In an article on the website of The Guardian, Fiona Timba talks about her experiences working abroad.
Getting to grips with a new culture can be difficult, she says: when she was longing for some good old UK cookies in the Netherlands, she only encountered Golliwogs and their cookies. Well, they are not really called Golliwogs of course – they are actually called Zwarte Pieten (Black Peters as below) and are characters in a Dutch/Belgan holiday in December – but for Timba, they might as well have been aliens.
When she was a trainee for the European Commission in Brussels, Timba got into contact with even more cultures as her co-workers came from all over the world.
This taught her a number of lessons, she says – she for example found out that people with a UK background should not remain their polite selves when interacting with other Europeans. As people from other countries are usually a little louder, people form the UK will not be able to make themselves heard if they keep mum until a lull occurs in a meeting. Now, she is more comfortable with interrupting people that before she went abroad.
Another thing Timba learned when working abroad is the importance of coffee breaks. In Belgium, she says, people use coffee breaks for more than getting coffee or smoking cigarettes: many new ideas arise when people are away from their regular workplace. Apparently, she says, the informal setting of a coffee break is more inspiring than you would think. Even if you drink tea all day round like her (a true British woman!), joining your colleagues for a coffee break might pay off.
Working abroad also helped Timba lose what she calls her “island mentality” in which the British Isles and Europe are seen as two completely different entities. Her time in Belgium and the Netherlands made her realise what it is like to be a European citizen. Timba says this truly makes people “citizens of the world” as people who worked abroad take everything they learned back home and are more likely to find another job abroad.

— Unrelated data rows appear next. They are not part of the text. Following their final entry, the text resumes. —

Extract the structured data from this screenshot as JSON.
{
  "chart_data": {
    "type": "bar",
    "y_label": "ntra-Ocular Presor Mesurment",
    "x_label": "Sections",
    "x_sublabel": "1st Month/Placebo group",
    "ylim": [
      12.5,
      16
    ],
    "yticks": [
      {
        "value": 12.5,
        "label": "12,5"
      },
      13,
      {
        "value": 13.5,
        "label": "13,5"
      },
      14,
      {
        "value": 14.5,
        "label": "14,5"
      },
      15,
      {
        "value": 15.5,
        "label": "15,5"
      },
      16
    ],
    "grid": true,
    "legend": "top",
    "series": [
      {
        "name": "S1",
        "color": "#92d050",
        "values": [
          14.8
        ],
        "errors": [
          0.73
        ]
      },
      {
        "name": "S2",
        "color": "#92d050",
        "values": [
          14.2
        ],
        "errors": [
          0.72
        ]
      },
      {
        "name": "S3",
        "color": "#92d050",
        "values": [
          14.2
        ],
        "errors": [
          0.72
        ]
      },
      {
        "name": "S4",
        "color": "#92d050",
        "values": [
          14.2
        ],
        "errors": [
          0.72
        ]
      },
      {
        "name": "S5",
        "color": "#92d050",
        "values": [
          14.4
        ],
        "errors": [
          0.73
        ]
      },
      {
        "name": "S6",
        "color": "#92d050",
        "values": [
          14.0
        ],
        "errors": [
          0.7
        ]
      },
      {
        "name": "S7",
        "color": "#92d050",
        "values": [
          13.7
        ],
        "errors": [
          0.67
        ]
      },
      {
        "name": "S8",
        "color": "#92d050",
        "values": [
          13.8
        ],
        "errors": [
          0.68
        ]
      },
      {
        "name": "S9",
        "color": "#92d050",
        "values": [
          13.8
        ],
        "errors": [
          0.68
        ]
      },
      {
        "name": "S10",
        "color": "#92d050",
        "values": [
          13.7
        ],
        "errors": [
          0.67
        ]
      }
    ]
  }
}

These valuable lessons cannot only be learned if you work abroad; according to Timba, people who study in a foreign country acquire the same skills as people who move to another country for a job. Both students and graduates that have lived abroad can think big and know how to handle themselves in all sorts of surroundings. In addition, Timba says these kinds of people are not afraid to take a risk from time to time and are learning new things all the time. All of these assets will probably be highly valued by your future employee!
Timba also explains how she used the lessons she learned to help her get further in life: as she really missed her own British treats when she lived in Brussels, she started up her own business in British snacks when she came home. On her website, called Packed Munches, people from all over the world can order boxes filled with the UK’s finest foods. And who can she thank for this brilliant idea? Those strange, Dutch Golliwogs.